Article by Susan Gateley • Illustration Joseph Buchanan
All last summer, week after week, a 19 foot Cape Dory Typhoon sailed by a singlehander set forth on my home waters. He doesn’t look old enough to be retired, so I imagine him to perhaps be a second-shift worker; maybe he’s taking time for a quick waltz with the wind before trudging off to work deep in the bowels of some nearby power plant or factory.
Whatever his story, I saw him out there almost every weekday when there was a decent breeze. He often simply took a tour of the bay, though sometimes we chased each other through the channel out onto Lake Ontario. More often than not, though, he declined my challenge and was content to glide past the cottages and coves of the bay. Perhaps he found the empty blue horizon of the lake boring. Or it filled him with a longing that he knew he couldn’t satisfy on a workday—a longing to journey far and free which torments the sailor’s soul who can’t fulfill it.
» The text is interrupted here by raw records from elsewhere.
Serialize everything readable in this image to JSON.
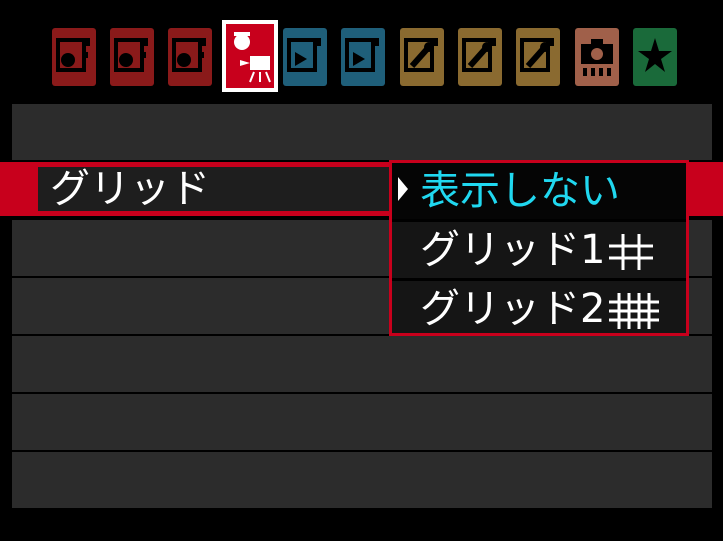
{
  "tabs": [
    {
      "name": "shooting-tab-1",
      "icon": "camera-page-icon",
      "color": "#8a1a1a",
      "selected": false
    },
    {
      "name": "shooting-tab-2",
      "icon": "camera-page-icon",
      "color": "#8a1a1a",
      "selected": false
    },
    {
      "name": "shooting-tab-3",
      "icon": "camera-page-icon",
      "color": "#8a1a1a",
      "selected": false
    },
    {
      "name": "live-view-movie-tab",
      "icon": "camera-movie-icon",
      "color": "#c8001c",
      "selected": true
    },
    {
      "name": "playback-tab-1",
      "icon": "playback-page-icon",
      "color": "#1f5f7a",
      "selected": false
    },
    {
      "name": "playback-tab-2",
      "icon": "playback-page-icon",
      "color": "#1f5f7a",
      "selected": false
    },
    {
      "name": "setup-tab-1",
      "icon": "wrench-page-icon",
      "color": "#8a6a30",
      "selected": false
    },
    {
      "name": "setup-tab-2",
      "icon": "wrench-page-icon",
      "color": "#8a6a30",
      "selected": false
    },
    {
      "name": "setup-tab-3",
      "icon": "wrench-page-icon",
      "color": "#8a6a30",
      "selected": false
    },
    {
      "name": "custom-functions-tab",
      "icon": "camera-function-icon",
      "color": "#a0604a",
      "selected": false
    },
    {
      "name": "my-menu-tab",
      "icon": "star-icon",
      "color": "#1a6a3a",
      "selected": false
    }
  ],
  "menu": {
    "selected_item": "グリッド"
  },
  "dropdown": {
    "options": [
      "表示しない",
      "グリッド1",
      "グリッド2"
    ],
    "current_index": 0
  }
}
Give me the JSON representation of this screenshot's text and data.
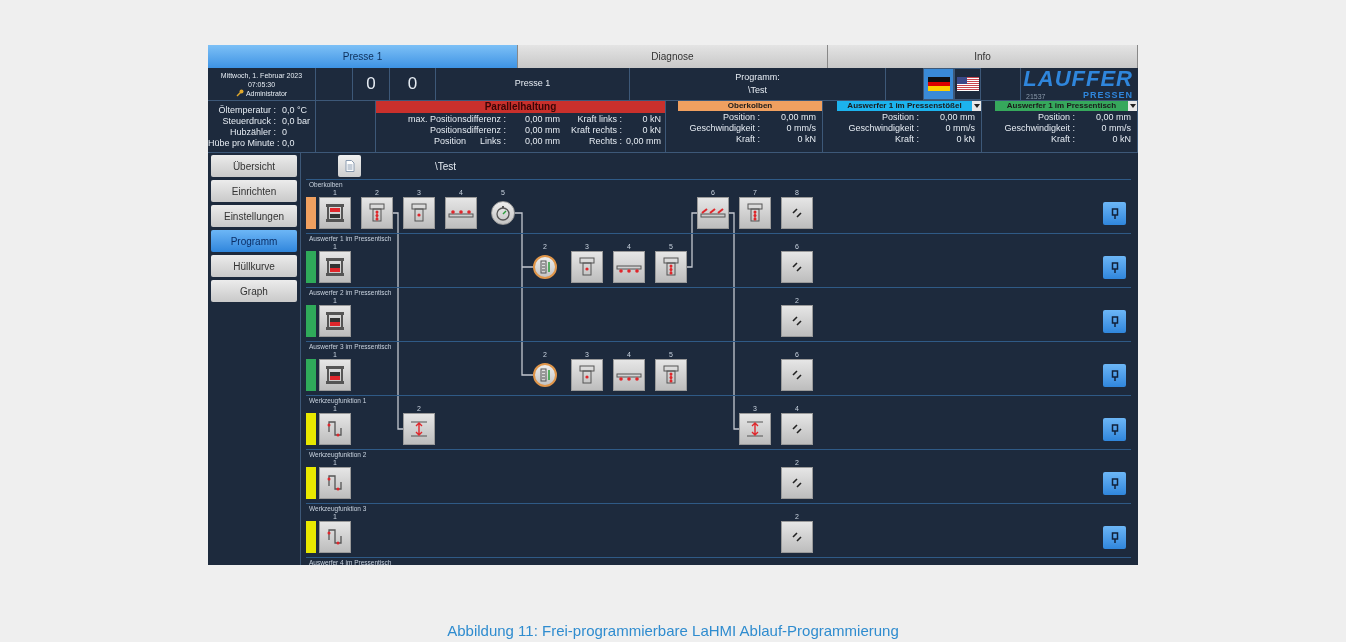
{
  "tabs": [
    {
      "label": "Presse 1",
      "selected": true
    },
    {
      "label": "Diagnose",
      "selected": false
    },
    {
      "label": "Info",
      "selected": false
    }
  ],
  "header": {
    "date": "Mittwoch, 1. Februar 2023",
    "time": "07:05:30",
    "user": "Administrator",
    "counters": [
      "0",
      "0"
    ],
    "press": "Presse 1",
    "program_label": "Programm:",
    "program_value": "\\Test",
    "languages": [
      {
        "kind": "de",
        "selected": true
      },
      {
        "kind": "us",
        "selected": false
      }
    ],
    "logo": {
      "name": "LAUFFER",
      "number": "21537",
      "sub": "PRESSEN"
    }
  },
  "readings": [
    {
      "label": "Öltemperatur :",
      "value": "0,0 °C"
    },
    {
      "label": "Steuerdruck :",
      "value": "0,0 bar"
    },
    {
      "label": "Hubzähler :",
      "value": "0"
    },
    {
      "label": "Hübe pro Minute :",
      "value": "0,0"
    }
  ],
  "parallel": {
    "title": "Parallelhaltung",
    "color": "#c9302c",
    "rows": [
      {
        "label": "max. Positionsdifferenz :",
        "value": "0,00 mm",
        "label2": "Kraft links :",
        "value2": "0 kN"
      },
      {
        "label": "Positionsdifferenz :",
        "value": "0,00 mm",
        "label2": "Kraft rechts :",
        "value2": "0 kN"
      },
      {
        "label": "Position",
        "sublabel": "Links :",
        "value": "0,00 mm",
        "label2": "Rechts :",
        "value2": "0,00 mm"
      }
    ]
  },
  "axes": [
    {
      "title": "Oberkolben",
      "color": "#f0a060",
      "dropdown": false,
      "rows": [
        {
          "label": "Position :",
          "value": "0,00 mm"
        },
        {
          "label": "Geschwindigkeit :",
          "value": "0 mm/s"
        },
        {
          "label": "Kraft :",
          "value": "0 kN"
        }
      ]
    },
    {
      "title": "Auswerfer 1 im Pressenstößel",
      "color": "#1cb3ee",
      "dropdown": true,
      "rows": [
        {
          "label": "Position :",
          "value": "0,00 mm"
        },
        {
          "label": "Geschwindigkeit :",
          "value": "0 mm/s"
        },
        {
          "label": "Kraft :",
          "value": "0 kN"
        }
      ]
    },
    {
      "title": "Auswerfer 1 im Pressentisch",
      "color": "#36a85c",
      "dropdown": true,
      "rows": [
        {
          "label": "Position :",
          "value": "0,00 mm"
        },
        {
          "label": "Geschwindigkeit :",
          "value": "0 mm/s"
        },
        {
          "label": "Kraft :",
          "value": "0 kN"
        }
      ]
    }
  ],
  "sidebar": [
    {
      "label": "Übersicht",
      "selected": false
    },
    {
      "label": "Einrichten",
      "selected": false
    },
    {
      "label": "Einstellungen",
      "selected": false
    },
    {
      "label": "Programm",
      "selected": true
    },
    {
      "label": "Hüllkurve",
      "selected": false
    },
    {
      "label": "Graph",
      "selected": false
    }
  ],
  "program": {
    "file": "\\Test",
    "lanes": [
      {
        "label": "Oberkolben",
        "color": "#f0a060",
        "steps": [
          {
            "kind": "press",
            "number": "1"
          },
          {
            "kind": "ram_multi",
            "number": "2",
            "link_down": true
          },
          {
            "kind": "ram_single",
            "number": "3"
          },
          {
            "kind": "plate_stars",
            "number": "4"
          },
          {
            "kind": "timer",
            "number": "5",
            "link_down": true
          },
          {
            "kind": "none"
          },
          {
            "kind": "none"
          },
          {
            "kind": "none"
          },
          {
            "kind": "none"
          },
          {
            "kind": "plate_slanted",
            "number": "6",
            "link_down": true
          },
          {
            "kind": "ram_multi",
            "number": "7"
          },
          {
            "kind": "end",
            "number": "8"
          }
        ]
      },
      {
        "label": "Auswerfer 1 im Pressentisch",
        "color": "#2faa5a",
        "steps": [
          {
            "kind": "ejector_press",
            "number": "1"
          },
          {
            "kind": "none"
          },
          {
            "kind": "none"
          },
          {
            "kind": "none"
          },
          {
            "kind": "none"
          },
          {
            "kind": "gauge",
            "number": "2"
          },
          {
            "kind": "ejector_single",
            "number": "3"
          },
          {
            "kind": "ejector_plate",
            "number": "4"
          },
          {
            "kind": "ejector_multi",
            "number": "5",
            "link_up": true
          },
          {
            "kind": "none"
          },
          {
            "kind": "none"
          },
          {
            "kind": "end",
            "number": "6"
          }
        ]
      },
      {
        "label": "Auswerfer 2 im Pressentisch",
        "color": "#2faa5a",
        "steps": [
          {
            "kind": "ejector_press",
            "number": "1"
          },
          {
            "kind": "none"
          },
          {
            "kind": "none"
          },
          {
            "kind": "none"
          },
          {
            "kind": "none"
          },
          {
            "kind": "none"
          },
          {
            "kind": "none"
          },
          {
            "kind": "none"
          },
          {
            "kind": "none"
          },
          {
            "kind": "none"
          },
          {
            "kind": "none"
          },
          {
            "kind": "end",
            "number": "2"
          }
        ]
      },
      {
        "label": "Auswerfer 3 im Pressentisch",
        "color": "#2faa5a",
        "steps": [
          {
            "kind": "ejector_press",
            "number": "1"
          },
          {
            "kind": "none"
          },
          {
            "kind": "none"
          },
          {
            "kind": "none"
          },
          {
            "kind": "none"
          },
          {
            "kind": "gauge",
            "number": "2"
          },
          {
            "kind": "ejector_single",
            "number": "3"
          },
          {
            "kind": "ejector_plate",
            "number": "4"
          },
          {
            "kind": "ejector_multi",
            "number": "5"
          },
          {
            "kind": "none"
          },
          {
            "kind": "none"
          },
          {
            "kind": "end",
            "number": "6"
          }
        ]
      },
      {
        "label": "Werkzeugfunktion 1",
        "color": "#e8e800",
        "steps": [
          {
            "kind": "tool_step",
            "number": "1"
          },
          {
            "kind": "none"
          },
          {
            "kind": "stroke",
            "number": "2"
          },
          {
            "kind": "none"
          },
          {
            "kind": "none"
          },
          {
            "kind": "none"
          },
          {
            "kind": "none"
          },
          {
            "kind": "none"
          },
          {
            "kind": "none"
          },
          {
            "kind": "none"
          },
          {
            "kind": "stroke",
            "number": "3"
          },
          {
            "kind": "end",
            "number": "4"
          }
        ]
      },
      {
        "label": "Werkzeugfunktion 2",
        "color": "#e8e800",
        "steps": [
          {
            "kind": "tool_step",
            "number": "1"
          },
          {
            "kind": "none"
          },
          {
            "kind": "none"
          },
          {
            "kind": "none"
          },
          {
            "kind": "none"
          },
          {
            "kind": "none"
          },
          {
            "kind": "none"
          },
          {
            "kind": "none"
          },
          {
            "kind": "none"
          },
          {
            "kind": "none"
          },
          {
            "kind": "none"
          },
          {
            "kind": "end",
            "number": "2"
          }
        ]
      },
      {
        "label": "Werkzeugfunktion 3",
        "color": "#e8e800",
        "steps": [
          {
            "kind": "tool_step",
            "number": "1"
          },
          {
            "kind": "none"
          },
          {
            "kind": "none"
          },
          {
            "kind": "none"
          },
          {
            "kind": "none"
          },
          {
            "kind": "none"
          },
          {
            "kind": "none"
          },
          {
            "kind": "none"
          },
          {
            "kind": "none"
          },
          {
            "kind": "none"
          },
          {
            "kind": "none"
          },
          {
            "kind": "end",
            "number": "2"
          }
        ]
      },
      {
        "label": "Auswerfer 4 im Pressentisch"
      }
    ]
  },
  "caption": "Abbildung 11: Frei-programmierbare LaHMI Ablauf-Programmierung"
}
It’s that way with me, too, but I go out there anyway. I imagine his workday routine limits him to the bay. With me it’s a limit of courage. I no longer feel bold and brave enough to strike out on an overnight cruise alone as I once did.
I’ve just finished reading a book by a remarkable woman who sailed across the Atlantic solo with a 23-foot sloop. She did it fifty-six years ago and was the first woman to do so. Ann Davison made the trip to challenge her own personal devils. Just three years before, she had lost her husband and everything else in the sinking of their 70 foot ketch. That tragedy and her subsequent self-redemption with a successful crossing at the helm of her little sloop Felicity Ann might be seen by some as a good argument for staying small and simple in one’s choice of cruisers. Davison’s boat was a sweet lined little double ender. Built of pitch pine and English oak and given a graceful sheer and scant freeboard, Felicity Ann sat upon the water like a pert little seabird. When Davison first saw her, she was instantly taken by the small sloop’s look. She appeared competent and confident to Davison. And she was. The Atlantic crossing was long and difficult. Plagued by light and contrary winds at first, then by a gale and thirty foot waves, Felicity Ann lived up to Davison’s expectations. The two of them arrived in Dominica after 65 days at sea.
They subsequently parted ways, and Davison has since passed on to Fiddler’s Green. But her boat lives on and is now being rebuilt. Two young women are spearheading the project at the Northwest School of Wooden Boatbuilding at Port Hadlock, Washington.
Go simple and small, but go now is the message I take from Davison’s several books about her adventures afloat. After settling in America she made a second long solo cruise. She took an 18-foot outboard-powered boat from Florida up the Inland Waterway, through the Great Lakes, and down the Mississippi. Her courage has inspired my own sailing life for a half century. Her triumphs and recoveries, first from shipwreck, then from a near fatal bout with cancer, were made with small boats.
As I watch the Cape Dory glide past the forty-footers in their slips, I ponder the wisdom of doing more with less. The greatest limits so often lie with the skipper, not the boat. •SCA•
Ann Davison’s books My Ship Is So Small, Last Voyage and Voyage of the Gemini are often still available as used books or in libraries. She was an excellent writer.
The author sailed and cruised a 19-foot Lightning and a 23 -foot wooden sloop alone on inland waters for 27 years before marrying a Sunfish sailor. She and her husband and several other deluded souls now co-own and are slaves to an elderly wooden 38-foot schooner.
First appeared in issue #78
My thanks to the author of this fine story. Hope for each of us comes in many different forms. Some can and should "go small and go now", while some check their priorities and do what they can to get through the day, week,.. etcetera. Simply dong what we can, but doing something, is at least, important to me. Seeing what others do, write and say helps too.
The first boat I owned was a Carl Alberg designed Cape Dory Typhoon. They are beautiful and seaworthy boats. I sailed mine in Narragansett Bay and out to Block Island. Loved that boat!